Maine Coon cat who ran for the United States Senate in 2012

Hank the Cat (August 2001 – February 13, 2014) was a Maine Coon cat and politician who was put up as a joke candidate in the 2012 United States Senate election in Virginia, a feat which gained international coverage after Hank reportedly came third behind the two major candidates. He died in 2014 due to stomach lymphoma.

==Early life==
According to a satirical biography of Hank lampooning the rags-to-riches biographies prevalent for mainstream Senate candidates, Hank and his siblings were found on a street and taken to an animal shelter, and were initially designated for animal euthanasia. However, they were instead given to Animal Allies, a rescue group, and Hank was adopted by a family in Springfield. The biography then says Hank worked his way through school to gain high grades, and then entered into business, starting up several successful companies.

==Run for Senate==
In his joke biography, Hank was encouraged to run because of his life story, experiences and his work ethic, while his website described him as "a refreshing candidate—energetic, inspiring, and real". In reality, owners Matthew O'Leary and Anthony Roberts put him up when they both grew exasperated by regular political campaigns. Initially, Hank ran for state Senate, but gained only 9 write-in votes, though his owners mocked that by saying that regular politicians respond to such a defeat by running for the next highest office, which led to their decision to stand Hank for the United States Senate.
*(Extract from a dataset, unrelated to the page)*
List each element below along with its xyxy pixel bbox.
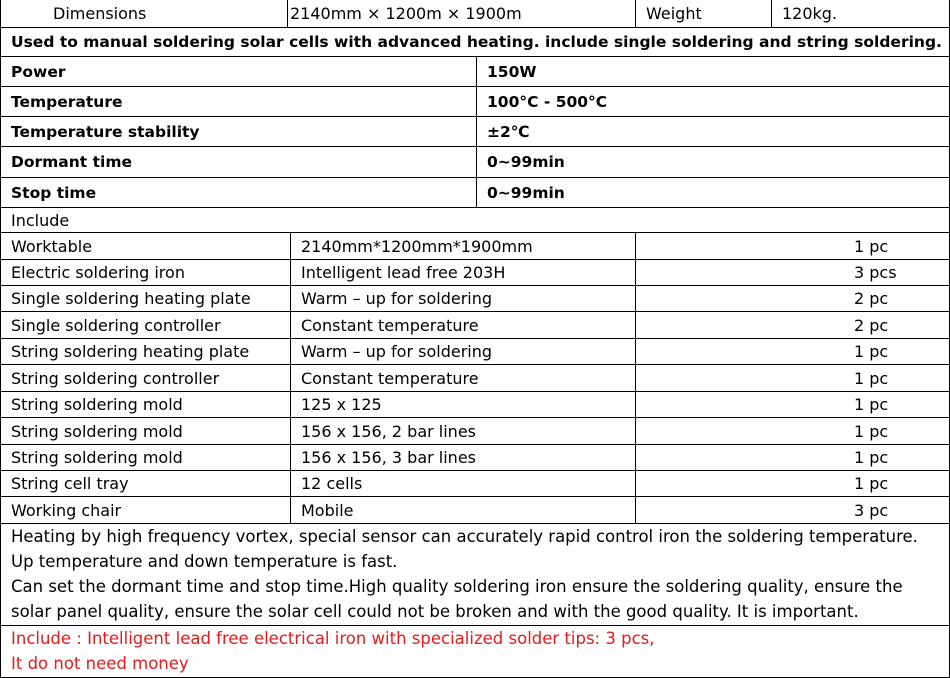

Though a joke candidacy, the campaign was built upon a couple of serious points—mocking conventional candidates, and to raise awareness and funds for animal groups, and rescue organizations donated $16,000 to the campaign. Hank's policies were described as "Animal Rescue, Spay & Neuter programs, and Positive Campaign Reform." Beyond the United States, O'Leary and Roberts gained the help of Svetlana Petrova, a St. Petersburg-based artist, who designed two-dollar bills featuring Hank. On election day, Hank supporters stood outside polling stations trying to gain last-minute supporters; an effort which, according to O'Leary and Roberts, led to a baffled albeit positive reaction from voters, although he said that they received a frosty reception from Republican volunteers. Hank himself slept through the day.

In the election there were 7,319 write-in votes and Hank's owners stated that these all were votes for Hank, making him third. This prompted media coverage not just in Virginia, but also nationally and internationally. By the end of the campaign, O'Leary and Roberts raised $60,000, which they intended to donate to animal charities, including one in Russia selected by Petrova in gratitude for her help. Roberts commended the effort, saying, "There are literally going to be lives that are saved with that. From our personal point of view we got to share our kitty with the entire world, and that's really great."

Hank's campaign was the subject of a parody attack ad launched on YouTube on March 3, 2012.